Here, the jury was also properly instructed in detail as to the duties of the turning driver. In addition, the jury was given all the standard instructions on negligence, violation of statutes and proximate cause. The jury was clearly and explicitly instructed as to the acts and omissions of respondent that would constitute negligence. It was also instructed as to the legal meaning of negligence, and the standard by which it was to be measured.

While the evidence was in some conflict on certain critical points — most importantly, whether appellant had activated his turn signal prior to the time of impact — there was sufficient evidence on both sides which, if believed, could justify a verdict for either party. The jury returned a special verdict in which they answered “no” to the first question asked, “Was the defendant negligent?” They found specifically that respondent was not negligent. For the reasons above given, we find no error in the giving of the instructions.

The second issue is whether the trial court erred in refusing to set aside the verdict on the grounds the evidence did not justify it.

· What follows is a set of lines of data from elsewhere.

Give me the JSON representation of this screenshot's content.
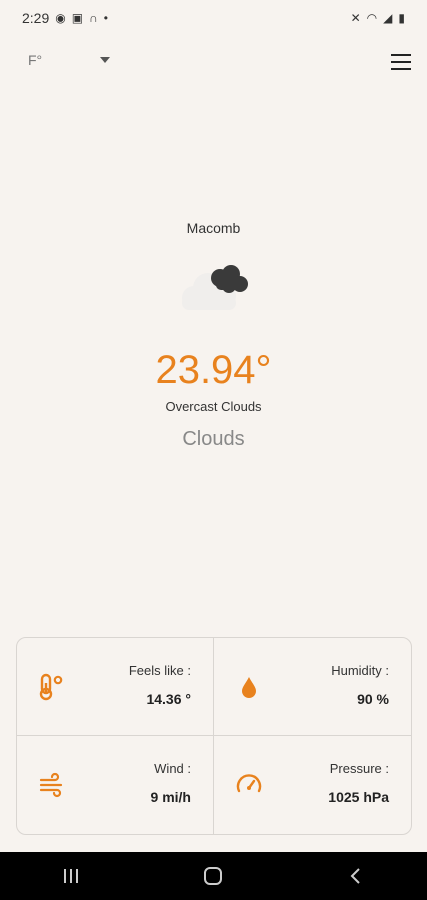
{
  "status": {
    "time": "2:29"
  },
  "top": {
    "unit": "F°"
  },
  "weather": {
    "city": "Macomb",
    "temperature": "23.94°",
    "description": "Overcast Clouds",
    "main": "Clouds"
  },
  "details": {
    "feels_like": {
      "label": "Feels like :",
      "value": "14.36 °"
    },
    "humidity": {
      "label": "Humidity :",
      "value": "90 %"
    },
    "wind": {
      "label": "Wind :",
      "value": "9 mi/h"
    },
    "pressure": {
      "label": "Pressure :",
      "value": "1025 hPa"
    }
  },
  "colors": {
    "accent": "#e8821e",
    "background": "#f7f3ef"
  }
}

The basic principle for this Court in viewing evidence is that “where a fact issue or issues are presented before a court sitting with a jury, and there is substantial evidence to support the jury verdict, such verdict is conclusive on appeal.” Holm v. Parsons (1979), [179 Mont. 375,] 588 P.2d 531, 533, 36 St.Rep. 11, 13. Here there was substantial evidence in support of the verdict. The accident occurred when appellant began turning left onto the Wheeler Village Road just as respondent was passing. The record is clear that there were no road markings or signs or anything on the roadway to prevent respondent from passing appellant where she did. .There was no actual intersection between two public highways. Wheeler Village Road is actually a driveway as it is not maintained by the state or the *399county. All parties were within the applicable speed limits, and there was no evidence to show that either was driving unreasonably.

The one substantial conflict in the evidence was the issue of whether appellant activated his turn signal. Respondent said that he did not. Witness Hazelbaker, the driver of the bread delivery truck, was not positive. He did not remember seeing any turn signal flashing but testified that after the accident a turn signal was on. Brooks, the driver of the ice cream truck, testified that appellant indicated he was turning, but did not testify that the turn signal was on. We find that respondent presented substantial evidence along with her own testimony which qualified the case for submission to the jury. The jury was instructed, without objection, that “the direct evidence of one witness who is entitled to full credit is sufficient for the proof of any fact in this case”, and “you are not bound to decide in conformity with the declaration of any number of witnesses not producing conviction in your minds against a lesser number or against a presumption or other evidence satisfying your minds.” This instruction is the law of the case, and under it the jury could believe respondent and disbelieve appellant, as it apparently did.

There being substantial evidence in the record to support the jury verdict, the judgment of the lower court is affirmed.

CHIEF JUSTICE HASWELL and JUSTICES DALY, WEBER and MORRISON concur.